One Brother & Sisterhood, a U.S. based Liberian organization comprising 12 women and one man, over the weekend presented gift items worth over L$65,000 to orphans at the Susie Guenter’s Orphanage, a Ministry of Jahjet Children’s Outreach Mission on ELWA/RIA highway, outside Monrovia.
Friday’s gift items included three bags of 25kg rice, a carton of sugar, chicken, copybooks, and onions.
Other items were bags of Irish potatoes, a gallon of vegetable oil, a carton of tomato paste, a giant-size jar of margarine, several pieces of plastic cups and a carton of coloring pencils.
Susie Guenter, who represented the Susie Guenter’s Orphanage, expressed gratitude to Mrs. Sawyer for the items, adding: “Little is much when God is in it.”
Ms. Guenter’s statement was followed by a choral rendition from the orphans, which moved Mrs. Sawyer and those who accompanied her to the mission to tears.
The Mission, according to Ms. Guenter, was founded by the late Jefferson A. Zeon and his wife, Helena D. Zeon, in 1997, when they recognized the need to assist children categorized as orphans, semi orphans, abandoned, poor and destitute as a result of the country’s civil crises.
At present, the home hosts 21 children, including 10 girls and 11 boys.
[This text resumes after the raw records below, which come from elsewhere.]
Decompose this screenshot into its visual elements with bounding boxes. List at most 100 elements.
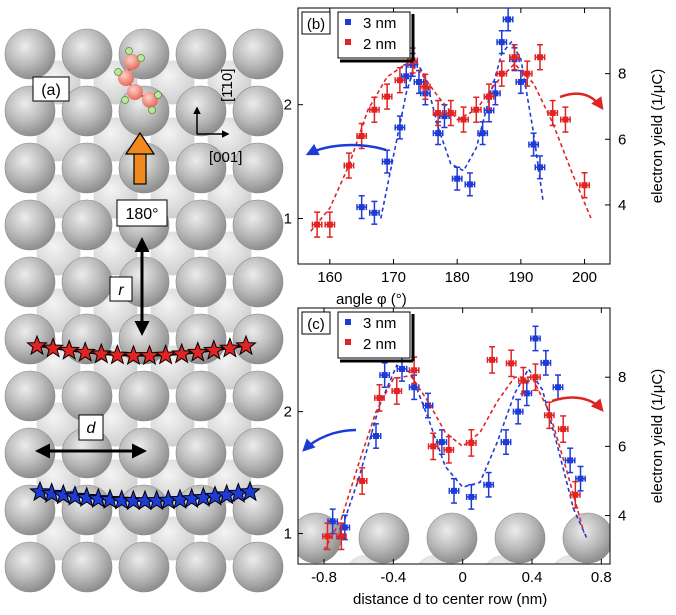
y-right-tick-label: 4 — [618, 197, 626, 214]
data-point — [311, 211, 323, 238]
data-point — [505, 349, 517, 378]
x-tick-label: 180 — [445, 269, 470, 286]
legend-label-2nm: 2 nm — [363, 36, 396, 53]
x-tick-label: 160 — [317, 269, 342, 286]
direction-up-label: [1̄10] — [219, 69, 236, 102]
data-point — [427, 432, 439, 461]
panel-b-frame — [297, 7, 611, 265]
data-point — [439, 103, 450, 129]
panel-c-label-box — [301, 311, 331, 335]
panel-b-chart: 160 170 180 190 200 1 2 4 6 8 (b) 3 nm 2 nm angle… — [284, 7, 666, 308]
surface-atom — [118, 370, 170, 422]
data-point — [530, 325, 541, 352]
data-point — [552, 374, 564, 401]
panel-b-legend: 3 nm 2 nm — [337, 11, 415, 63]
surface-atom — [4, 256, 56, 308]
panel-c-ylabel-right: electron yield (1/μC) — [649, 369, 666, 504]
surface-atom — [232, 85, 284, 137]
data-point — [575, 465, 586, 492]
y-right-tick-label: 4 — [618, 508, 626, 525]
surface-atom — [175, 370, 227, 422]
data-point — [465, 429, 477, 457]
legend-marker-2nm — [345, 339, 351, 345]
surface-atom — [4, 199, 56, 251]
data-point — [559, 106, 571, 133]
data-point — [368, 200, 380, 225]
data-point — [394, 115, 406, 140]
data-point — [569, 480, 581, 509]
panel-c-chart: -0.8 -0.4 0 0.4 0.8 1 2 4 6 8 (c) 3 nm 2 nm dista… — [284, 307, 666, 608]
surface-atom — [175, 85, 227, 137]
data-point — [534, 155, 546, 180]
x-tick-label: 0.8 — [591, 569, 612, 586]
star-marker — [74, 341, 97, 362]
star-marker — [58, 339, 81, 360]
data-point — [458, 106, 469, 133]
data-point — [422, 392, 434, 419]
subsurface-atom — [619, 555, 659, 595]
data-point — [483, 471, 495, 498]
surface-atom — [232, 199, 284, 251]
star-marker — [239, 480, 261, 502]
data-point — [339, 514, 351, 541]
y-left-tick-label: 2 — [284, 97, 292, 114]
surface-atom — [232, 256, 284, 308]
data-point — [564, 447, 576, 474]
data-point — [381, 149, 393, 174]
surface-atom — [118, 427, 170, 479]
surface-atom — [232, 313, 284, 365]
data-point — [500, 429, 512, 456]
panel-a-surface: (a) [1̄10] [001] — [4, 28, 284, 593]
data-point — [534, 44, 546, 71]
panel-b-label: (b) — [307, 16, 325, 33]
data-point — [579, 172, 590, 199]
data-point — [368, 96, 380, 123]
surface-atom — [61, 370, 113, 422]
data-point — [448, 477, 460, 504]
panel-b-ylabel-right: electron yield (1/μC) — [649, 69, 666, 204]
y-right-tick-label: 6 — [618, 438, 626, 455]
data-point — [543, 401, 555, 430]
angle-label-box — [116, 199, 168, 227]
surface-atom — [61, 28, 113, 80]
panel-b-label-box — [301, 11, 331, 35]
surface-atom — [4, 28, 56, 80]
surface-atom — [4, 541, 56, 593]
data-point — [379, 362, 391, 388]
star-marker — [40, 482, 63, 503]
data-point — [496, 30, 508, 55]
star-marker — [235, 334, 257, 356]
data-point — [502, 8, 514, 32]
data-point — [381, 83, 393, 110]
surface-atom — [232, 370, 284, 422]
data-point — [515, 69, 527, 95]
surface-atom — [175, 199, 227, 251]
orange-arrow-icon — [124, 131, 156, 185]
r-label: r — [118, 282, 124, 299]
x-tick-label: 200 — [572, 269, 597, 286]
data-point — [445, 99, 457, 127]
data-point — [370, 423, 382, 449]
panel-c-label: (c) — [307, 316, 325, 333]
surface-atom — [232, 541, 284, 593]
data-point — [496, 60, 508, 87]
star-marker — [52, 483, 75, 505]
data-point — [451, 166, 463, 191]
data-point — [322, 522, 333, 551]
direction-right-label: [001] — [209, 149, 242, 166]
data-point — [394, 66, 406, 94]
x-tick-label: 170 — [381, 269, 406, 286]
legend-label-3nm: 3 nm — [363, 15, 396, 32]
data-point — [343, 152, 355, 179]
data-point — [489, 81, 501, 106]
crystal-direction-axes: [1̄10] [001] — [193, 69, 242, 166]
y-left-tick-label: 2 — [284, 404, 292, 421]
legend-marker-3nm — [345, 319, 351, 325]
data-point — [557, 415, 569, 443]
fit-curve-3nm — [380, 40, 544, 219]
surface-atom — [232, 427, 284, 479]
star-marker — [170, 342, 193, 364]
star-marker — [42, 336, 64, 358]
star-marker — [99, 488, 121, 510]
The mission also hosts the FOCUS Liberia School, which was founded to champion the cause of better education in Liberia and to create a productive environment for the youth.
A representative of the group in Liberia, Thelma E. Duncan Sawyer, told the Daily Observer shortly after she presented the items to the head of the orphanage that the most effective use of donations is “where [it’s] most needed, as it gives us the maximum flexibility to direct funds in accordance with current and most urgent needs across our international network. This is the default designation for every gift, unless the donor specifies other intent.”
The group, which was established 15 years ago, according to Mrs. Sawyer, meets once a year where each member makes a donation that would enable him or her to identify with the less fortunate, including orphans, in Liberia.